Source to Source Translation

  • In the code generation phase, the compiler performs a traversal of the parse tree and emits target code
  • See examples/source2source

Intro to Linux Assembler Programming

See examples/codegen/hello for a simple example of a Linux assembler program that displays some output.

One way to learn is by examining the assembly output of the gcc compiler. Create a small C test program, and invoke gcc with the -S switch:

gcc -S myprog.c

This produces myprog.s containing the generated assembly code.

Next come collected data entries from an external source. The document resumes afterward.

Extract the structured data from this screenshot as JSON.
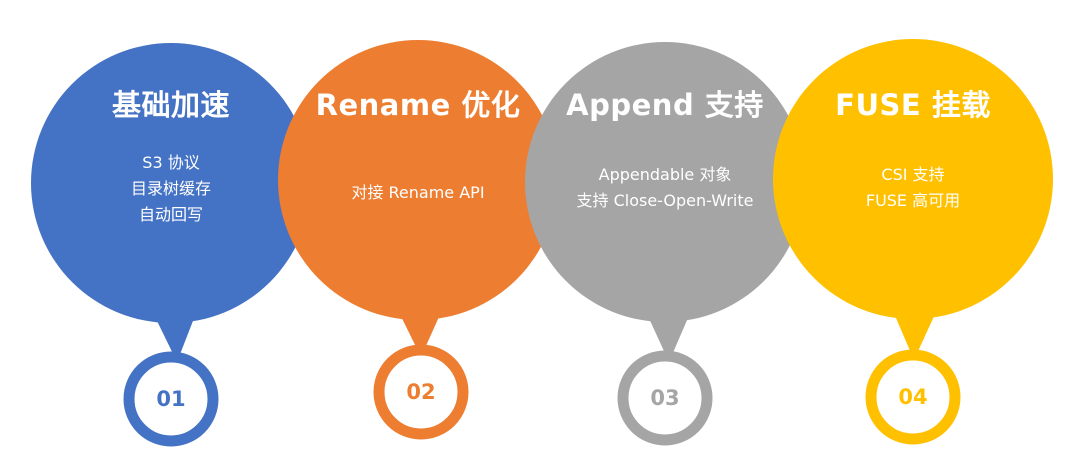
{
  "steps": [
    {
      "title": "基础加速",
      "lines": [
        "S3 协议",
        "目录树缓存",
        "自动回写"
      ],
      "number": "01",
      "color": "#4472C4"
    },
    {
      "title": "Rename 优化",
      "lines": [
        "对接 Rename API"
      ],
      "number": "02",
      "color": "#ED7D31"
    },
    {
      "title": "Append 支持",
      "lines": [
        "Appendable 对象",
        "支持 Close-Open-Write"
      ],
      "number": "03",
      "color": "#A5A5A5"
    },
    {
      "title": "FUSE 挂载",
      "lines": [
        "CSI 支持",
        "FUSE 高可用"
      ],
      "number": "04",
      "color": "#FFC000"
    }
  ]
}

Some notes about writing Linux assembly code:

  • Precede your data declarations with the .data directive
  • Precede executable instructions with the .text directive
  • Comment with #
  • Define numeric constants using
    constant_name = value
    

    Ex:

    STDOUT = 0
    
  • Labels start at the beginning of the line and have a : at the end. ex:
    hello:
    

AT&T Syntax

The syntax used by Unix assemblers, “AT&T syntax”, differs from the “Intel Syntax” used by Windows assemblers, in several ways:

  • The source operand comes first, followed by the destination operand
  • Register names are prefixed with %
  • Instruction names have suffixes to indicate the operand size: ‘l’ for long (32 bits), ‘w’ for word (16 bits), ‘b’ for byte (8 bits). To keep matters simple, your code will deal strictly with 32 bit operands.
  • Pointer dereference uses ( ) instead of [ ]

Compare Intel syntax to the AT&T syntax:

AT&T Syntax Intel Syntax
movl $1, %eax mov eax, 1
movl (%ebx), %eax mov eax, [ebx]

Here’s a Hello World assembler program:

# hello.s -- Hello World in Linux Assembler

STDOUT = 1     # define a constant

.data
hello:
        .string "hello world\n"

.text
.global main
main:
        # Call write(STDOUT, "hello world\n", 12)
        pushl $12
        pushl $hello
        pushl $STDOUT
        call    write
        addl   $12, %esp

        # Call exit(0)
        pushl $0
        call    exit  # no return...

	    # or ...
        #movl  $1, %eax    # 1 is the number of the exit system call
        #movl  $0, %ebx    # 0 is the parameter for exit
        #int     $0x80        

To assemble this program, simply use gcc:

gcc hello.s -ohello

gcc invokes the assembler and linker to produce the resulting executable.

Linux I/O

Our programs must have a way to do I/O. Since our code will run on the Linux platform, it will perform Linux system calls to do the I/O.

The Linux I/O system calls are fairly simple – read() gets input from an open file, and write() produces output to a file. You supply a file descriptor to specify which file to write to / read from.

In Linux, use the man command to get information on these functions:

man 2 read
man 2 write

You’ll be reading from stdin (file descriptor 0), and writing to stdout (file descriptor 1).